About File Formats

This topic covers details that are common to files that can be pulled to or sent from Amperity using any filedrop source.

Pull files to Amperity

The following sections apply to all files that are pulled to Amperity:

Connect to source

Amperity requires the ability to connect to, and then read data from a filedrop location. The credentials that allow that connection and the permissions to read data are entered into the Amperity user interface while configuring a courier. These credentials are created and managed by the owner of the filedrop location, which is often external to Amperity (but is sometimes a system that is owned by Amperity). The customer may need to provide credentials to Amperity using SnapPass to complete the configuration.

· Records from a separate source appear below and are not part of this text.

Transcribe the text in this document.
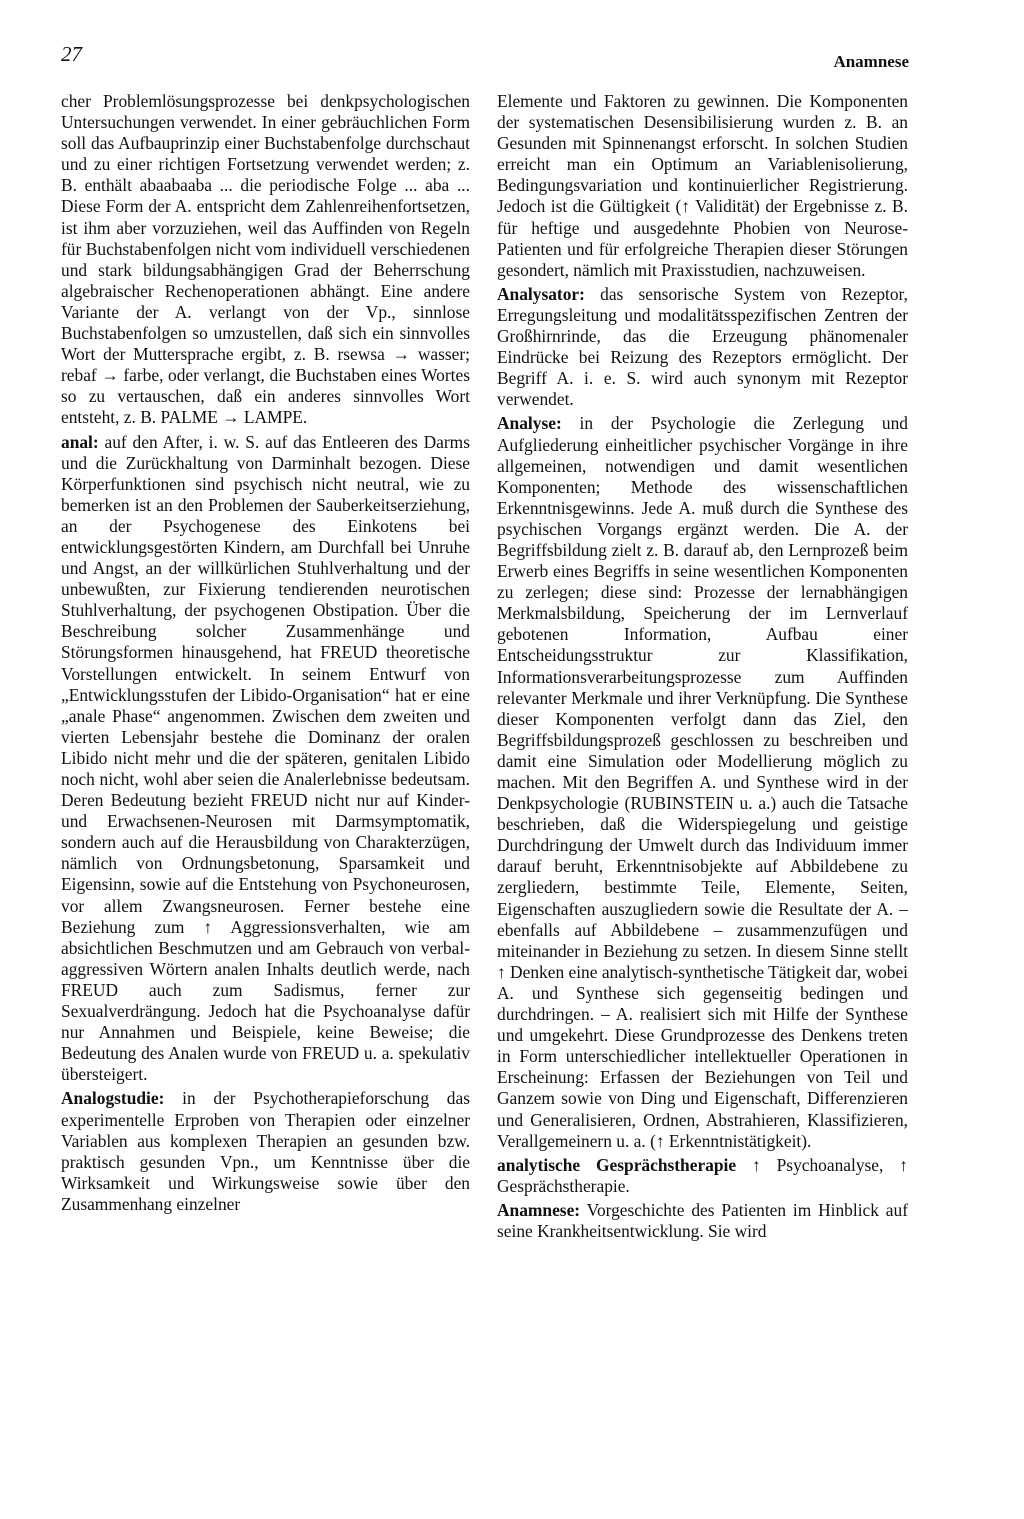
27	Anamnese

cher Problemlösungsprozesse bei denkpsychologischen Untersuchungen verwendet. In einer gebräuchlichen Form soll das Aufbauprinzip einer Buchstabenfolge durchschaut und zu einer richtigen Fortsetzung verwendet werden; z. B. enthält abaabaaba ... die periodische Folge ... aba ... Diese Form der A. entspricht dem Zahlenreihenfortsetzen, ist ihm aber vorzuziehen, weil das Auffinden von Regeln für Buchstabenfolgen nicht vom individuell verschiedenen und stark bildungsabhängigen Grad der Beherrschung algebraischer Rechenoperationen abhängt. Eine andere Variante der A. verlangt von der Vp., sinnlose Buchstabenfolgen so umzustellen, daß sich ein sinnvolles Wort der Muttersprache ergibt, z. B. rsewsa → wasser; rebaf → farbe, oder verlangt, die Buchstaben eines Wortes so zu vertauschen, daß ein anderes sinnvolles Wort entsteht, z. B. PALME → LAMPE.

anal: auf den After, i. w. S. auf das Entleeren des Darms und die Zurückhaltung von Darminhalt bezogen. Diese Körperfunktionen sind psychisch nicht neutral, wie zu bemerken ist an den Problemen der Sauberkeitserziehung, an der Psychogenese des Einkotens bei entwicklungsgestörten Kindern, am Durchfall bei Unruhe und Angst, an der willkürlichen Stuhlverhaltung und der unbewußten, zur Fixierung tendierenden neurotischen Stuhlverhaltung, der psychogenen Obstipation. Über die Beschreibung solcher Zusammenhänge und Störungsformen hinausgehend, hat FREUD theoretische Vorstellungen entwickelt. In seinem Entwurf von „Entwicklungsstufen der Libido-Organisation“ hat er eine „anale Phase“ angenommen. Zwischen dem zweiten und vierten Lebensjahr bestehe die Dominanz der oralen Libido nicht mehr und die der späteren, genitalen Libido noch nicht, wohl aber seien die Analerlebnisse bedeutsam. Deren Bedeutung bezieht FREUD nicht nur auf Kinder- und Erwachsenen-Neurosen mit Darmsymptomatik, sondern auch auf die Herausbildung von Charakterzügen, nämlich von Ordnungsbetonung, Sparsamkeit und Eigensinn, sowie auf die Entstehung von Psychoneurosen, vor allem Zwangsneurosen. Ferner bestehe eine Beziehung zum ↑ Aggressionsverhalten, wie am absichtlichen Beschmutzen und am Gebrauch von verbal-aggressiven Wörtern analen Inhalts deutlich werde, nach FREUD auch zum Sadismus, ferner zur Sexualverdrängung. Jedoch hat die Psychoanalyse dafür nur Annahmen und Beispiele, keine Beweise; die Bedeutung des Analen wurde von FREUD u. a. spekulativ übersteigert.

Analogstudie: in der Psychotherapieforschung das experimentelle Erproben von Therapien oder einzelner Variablen aus komplexen Therapien an gesunden bzw. praktisch gesunden Vpn., um Kenntnisse über die Wirksamkeit und Wirkungsweise sowie über den Zusammenhang einzelner

Elemente und Faktoren zu gewinnen. Die Komponenten der systematischen Desensibilisierung wurden z. B. an Gesunden mit Spinnenangst erforscht. In solchen Studien erreicht man ein Optimum an Variablenisolierung, Bedingungsvariation und kontinuierlicher Registrierung. Jedoch ist die Gültigkeit (↑ Validität) der Ergebnisse z. B. für heftige und ausgedehnte Phobien von Neurose-Patienten und für erfolgreiche Therapien dieser Störungen gesondert, nämlich mit Praxisstudien, nachzuweisen.

Analysator: das sensorische System von Rezeptor, Erregungsleitung und modalitätsspezifischen Zentren der Großhirnrinde, das die Erzeugung phänomenaler Eindrücke bei Reizung des Rezeptors ermöglicht. Der Begriff A. i. e. S. wird auch synonym mit Rezeptor verwendet.

Analyse: in der Psychologie die Zerlegung und Aufgliederung einheitlicher psychischer Vorgänge in ihre allgemeinen, notwendigen und damit wesentlichen Komponenten; Methode des wissenschaftlichen Erkenntnisgewinns. Jede A. muß durch die Synthese des psychischen Vorgangs ergänzt werden. Die A. der Begriffsbildung zielt z. B. darauf ab, den Lernprozeß beim Erwerb eines Begriffs in seine wesentlichen Komponenten zu zerlegen; diese sind: Prozesse der lernabhängigen Merkmalsbildung, Speicherung der im Lernverlauf gebotenen Information, Aufbau einer Entscheidungsstruktur zur Klassifikation, Informationsverarbeitungsprozesse zum Auffinden relevanter Merkmale und ihrer Verknüpfung. Die Synthese dieser Komponenten verfolgt dann das Ziel, den Begriffsbildungsprozeß geschlossen zu beschreiben und damit eine Simulation oder Modellierung möglich zu machen. Mit den Begriffen A. und Synthese wird in der Denkpsychologie (RUBINSTEIN u. a.) auch die Tatsache beschrieben, daß die Widerspiegelung und geistige Durchdringung der Umwelt durch das Individuum immer darauf beruht, Erkenntnisobjekte auf Abbildebene zu zergliedern, bestimmte Teile, Elemente, Seiten, Eigenschaften auszugliedern sowie die Resultate der A. – ebenfalls auf Abbildebene – zusammenzufügen und miteinander in Beziehung zu setzen. In diesem Sinne stellt ↑ Denken eine analytisch-synthetische Tätigkeit dar, wobei A. und Synthese sich gegenseitig bedingen und durchdringen. – A. realisiert sich mit Hilfe der Synthese und umgekehrt. Diese Grundprozesse des Denkens treten in Form unterschiedlicher intellektueller Operationen in Erscheinung: Erfassen der Beziehungen von Teil und Ganzem sowie von Ding und Eigenschaft, Differenzieren und Generalisieren, Ordnen, Abstrahieren, Klassifizieren, Verallgemeinern u. a. (↑ Erkenntnistätigkeit).

analytische Gesprächstherapie ↑ Psychoanalyse, ↑ Gesprächstherapie.

Anamnese: Vorgeschichte des Patienten im Hinblick auf seine Krankheitsentwicklung. Sie wird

SnapPass allows secrets to be shared in a secure, ephemeral way. Input a single or multi-line secret, along with an expiration time, and then generate a one-time use URL that may be shared with anyone. Amperity uses SnapPass for sharing credentials to systems with customers.

Pull file formats

Amperity supports the following file formats when using a filedrop location to pull data to Amperity:

Note

Amperity can ingest data from a wide variety of data sources, such as legacy data outputs like AS/400. Ask your Amperity Support representative about formats that are not directly listed in this section to determine if those data formats can be used as a way to provide data to Amperity.

Date formats

Dates should be quoted and should be in the “yyyy-MM-dd HH:mm:ss.SSS” format. The time portion (“:mm:ss.SSS”) is optional. For example:

  • 2019-01-28 18:32:05.123

  • 2019-01-28 18:32:05

  • 2019-01-28

When the date format is not similar to the expected date format, Amperity will attempt to convert the date and time values. If date formats are mixed, Amperity will use the first one that matches.

Tip

Spark SQL may be used to transform source data into a supported date format prior to loading it to Amperity.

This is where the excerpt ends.